My heart, sure but of it and of my fear.

Written by Fernando Pessoa |

The edge of the green wave whitely doth hiss

The edge of the green wave whitely doth hiss

Upon the wetted sand. I look, yet dream.

Surely reality cannot be this!

Somehow, somewhere this surely doth but seem!

The sky, the sea, this great extent disclosed

Of outward joy, this bulk of life we feel,

Is not something, but something interposed.

Only what in this is not this is real.

If this be to have sense, if to be awake

Be but to see this bright, great sleep of things,

For the rarer potion mine own dreams I'll take

And for truth commune with imaginings,

Holding a dream too bitter, a too fair curse,

This common sleep of men, the universe.

Written by Fernando Pessoa |

My weary life, that lives unsatisfied

My weary life, that lives unsatisfied

On the foiled off-brink of being e'er but this,

To whom the power to will hath been denied

And the will to renounce doth also miss;

My sated life, with having nothing sated,

In the motion of moving poisèd aye,

Within its dreams from its own dreams abated--

This life let the Gods change or take away.

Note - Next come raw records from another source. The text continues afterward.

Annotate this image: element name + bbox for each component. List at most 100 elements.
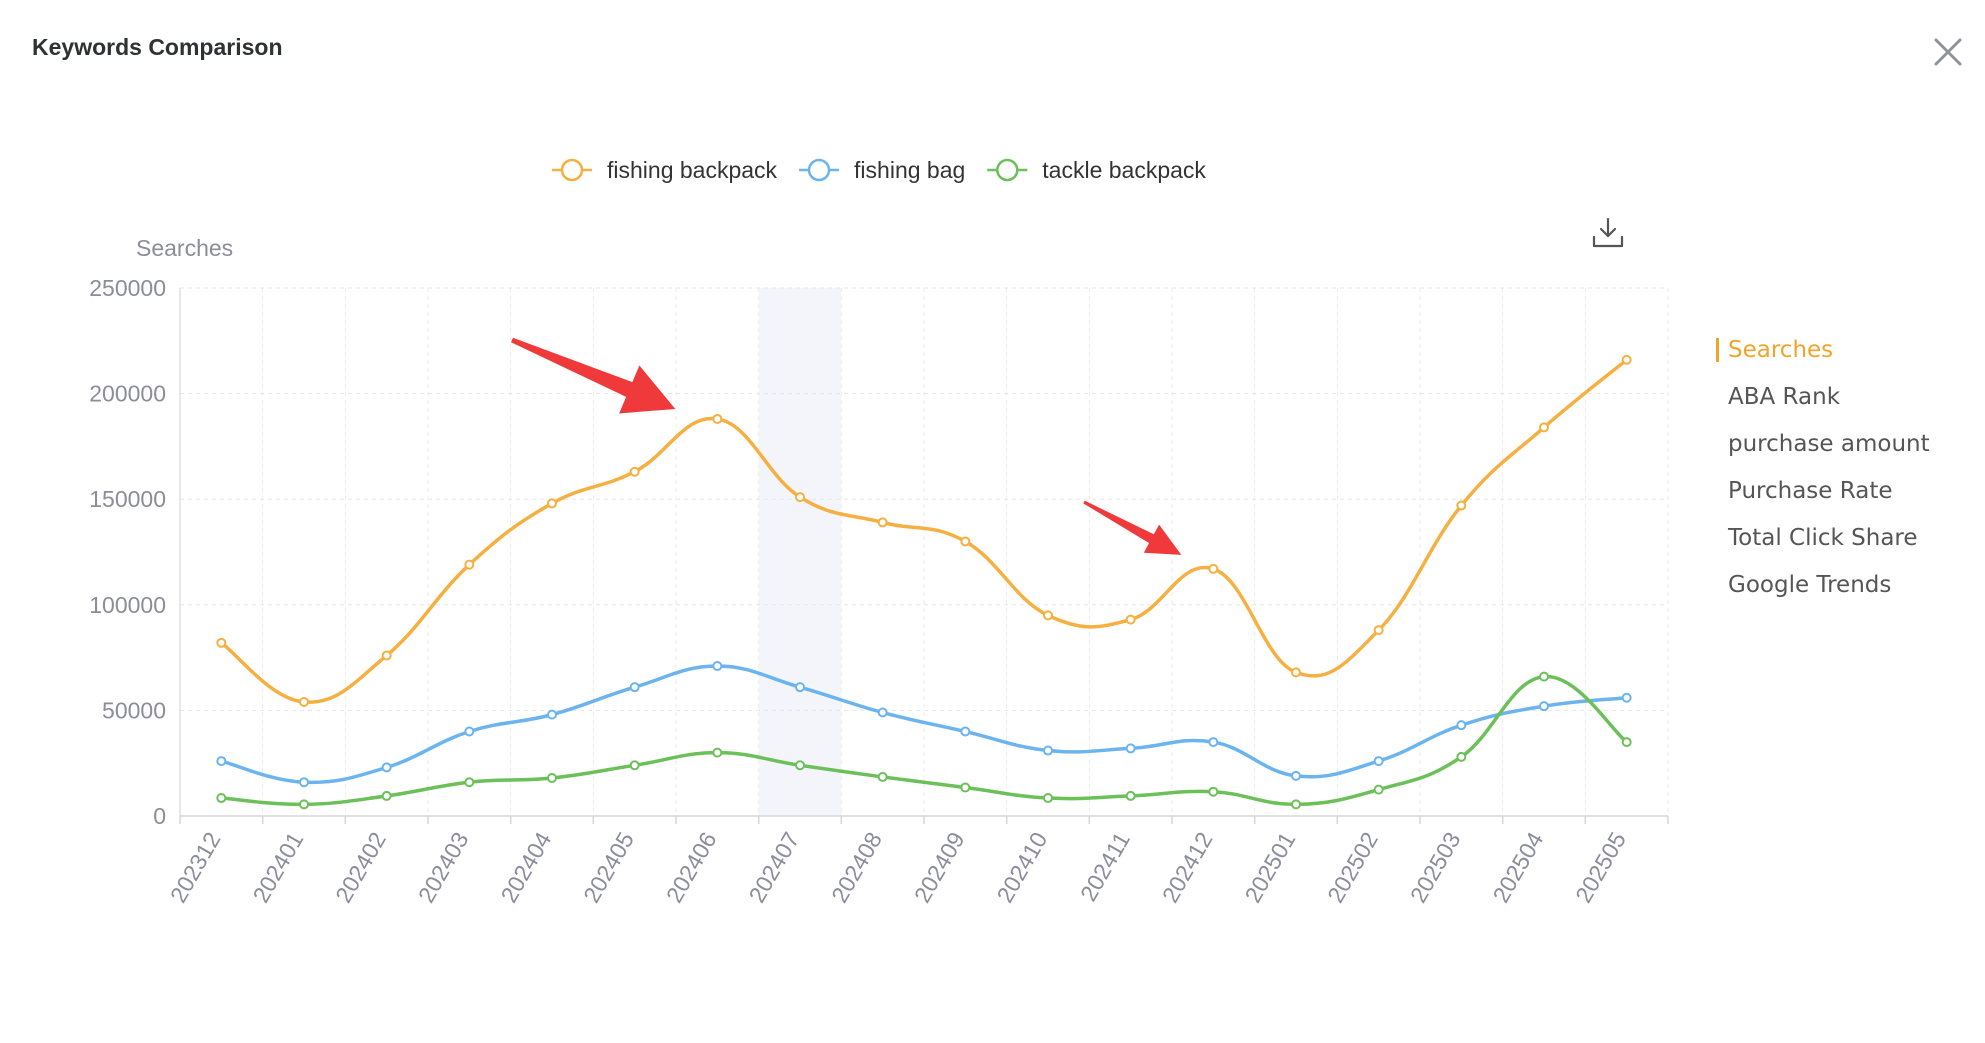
download-button[interactable] <box>1590 216 1626 252</box>
legend: fishing backpack fishing bag tackle backpa… <box>552 157 1206 183</box>
data-point[interactable] <box>1539 422 1549 433</box>
data-point[interactable] <box>1291 799 1301 810</box>
data-point[interactable] <box>464 726 475 737</box>
metric-purchase-amount[interactable]: purchase amount <box>1728 431 1930 457</box>
x-tick-label: 202401 <box>247 828 308 907</box>
close-icon <box>1934 38 1962 66</box>
data-point[interactable] <box>795 682 805 693</box>
data-point[interactable] <box>1291 770 1301 781</box>
data-point[interactable] <box>1125 614 1136 625</box>
highlight-band <box>758 288 842 816</box>
data-point[interactable] <box>464 777 475 788</box>
data-point[interactable] <box>795 492 805 503</box>
data-point[interactable] <box>629 466 640 477</box>
x-tick-label: 202412 <box>1157 828 1218 907</box>
data-point[interactable] <box>1208 737 1219 748</box>
data-point[interactable] <box>712 413 723 424</box>
metric-searches[interactable]: Searches <box>1716 330 1930 377</box>
data-point[interactable] <box>1621 737 1632 748</box>
x-tick-label: 202312 <box>165 828 226 907</box>
data-point[interactable] <box>1456 720 1467 731</box>
x-tick-label: 202411 <box>1075 828 1135 906</box>
data-point[interactable] <box>712 747 723 758</box>
x-tick-label: 202406 <box>661 828 722 907</box>
data-point[interactable] <box>547 709 557 720</box>
x-tick-label: 202408 <box>826 828 887 907</box>
legend-label: tackle backpack <box>1042 157 1206 183</box>
data-point[interactable] <box>795 760 805 771</box>
legend-item[interactable]: fishing backpack <box>552 157 778 183</box>
data-point[interactable] <box>1043 745 1053 756</box>
data-point[interactable] <box>547 498 557 509</box>
metric-google-trends[interactable]: Google Trends <box>1728 572 1892 598</box>
data-point[interactable] <box>1373 625 1384 636</box>
metric-aba-rank[interactable]: ABA Rank <box>1728 384 1841 410</box>
x-tick-label: 202403 <box>413 828 474 907</box>
data-point[interactable] <box>381 762 392 773</box>
data-point[interactable] <box>1373 756 1384 767</box>
y-tick-label: 200000 <box>89 381 166 407</box>
data-point[interactable] <box>299 777 309 788</box>
grid <box>179 287 1669 816</box>
data-point[interactable] <box>877 517 888 528</box>
data-point[interactable] <box>381 790 392 801</box>
data-point[interactable] <box>1621 692 1632 703</box>
legend-marker <box>996 158 1019 182</box>
metric-total-click-share[interactable]: Total Click Share <box>1728 525 1918 551</box>
x-tick-label: 202503 <box>1405 828 1466 907</box>
data-point[interactable] <box>1208 563 1219 574</box>
data-point[interactable] <box>960 782 971 793</box>
data-point[interactable] <box>960 536 971 547</box>
data-point[interactable] <box>299 799 309 810</box>
data-point[interactable] <box>1125 790 1136 801</box>
data-point[interactable] <box>1456 751 1467 762</box>
x-tick-label: 202409 <box>909 827 970 906</box>
data-point[interactable] <box>1621 354 1632 365</box>
data-point[interactable] <box>712 661 723 672</box>
y-tick-label: 100000 <box>89 592 166 618</box>
data-point[interactable] <box>1373 784 1384 795</box>
data-point[interactable] <box>1043 610 1053 621</box>
data-point[interactable] <box>1456 500 1467 511</box>
data-point[interactable] <box>1539 671 1549 682</box>
metric-selector: Searches ABA Rank purchase amount Purchase … <box>1716 330 1930 612</box>
series-fishing-backpack <box>216 354 1632 707</box>
data-point[interactable] <box>629 760 640 771</box>
x-tick-label: 202505 <box>1570 828 1631 907</box>
data-point[interactable] <box>216 637 227 648</box>
y-tick-label: 150000 <box>89 486 166 512</box>
legend-marker <box>807 158 831 182</box>
data-point[interactable] <box>960 726 971 737</box>
legend-label: fishing backpack <box>607 157 778 183</box>
series-line-fishing-bag <box>220 664 1627 785</box>
data-point[interactable] <box>1539 701 1549 712</box>
data-point[interactable] <box>877 707 888 718</box>
x-tick-label: 202502 <box>1322 828 1383 907</box>
series-fishing-bag <box>216 661 1632 788</box>
x-tick-label: 202405 <box>578 828 639 907</box>
x-tick-label: 202410 <box>991 828 1052 907</box>
data-point[interactable] <box>1125 743 1136 754</box>
x-tick-label: 202402 <box>330 828 391 907</box>
data-point[interactable] <box>547 772 557 783</box>
data-point[interactable] <box>877 771 888 782</box>
legend-item[interactable]: fishing bag <box>799 157 965 183</box>
dialog-title: Keywords Comparison <box>32 34 283 60</box>
legend-label: fishing bag <box>854 157 965 183</box>
x-tick-label: 202407 <box>743 828 804 907</box>
data-point[interactable] <box>1208 786 1219 797</box>
data-point[interactable] <box>464 559 475 570</box>
data-point[interactable] <box>381 650 392 661</box>
data-point[interactable] <box>216 793 227 804</box>
data-point[interactable] <box>299 696 309 707</box>
y-axis-label: Searches <box>136 235 233 261</box>
download-icon <box>1592 217 1624 248</box>
data-point[interactable] <box>1043 793 1053 804</box>
data-point[interactable] <box>629 682 640 693</box>
data-point[interactable] <box>1291 667 1301 678</box>
close-button[interactable] <box>1930 34 1966 70</box>
legend-item[interactable]: tackle backpack <box>987 157 1206 183</box>
metric-purchase-rate[interactable]: Purchase Rate <box>1728 478 1893 504</box>
data-point[interactable] <box>216 756 227 767</box>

For this endless succession of empty hours,

Like deserts after deserts, voidly one,

Doth undermine the very dreaming powers

And dull even thought's active inaction,

Tainting with fore-unwilled will the dreamed act

Twice thus removed from the unobtained fact.

Written by Fernando Pessoa |

Ode of Ricardo Reis

To be great, be whole: nothing
Yours exaggerate nor delete.
Be whole  at everything.
Be yourself at the little things you do.
So that in each lake the whole moon Shines because high it lives.

Written by Fernando Pessoa |

Portuguese sea

Oh salted sea, how much of your salt
Are tears of Portugal!
For crossing you, how many mothers wept,
How many children prayed in vain!

How many brides remained unmarried
For you to be ours, Oh sea!
Was it worth it? everything is worthwhile
If the soul is not small.
The ones who want to go beyond Boyador Have to go beyond pain.
God overboard danger and the abyss gave But it was in it that he mirrored the sky.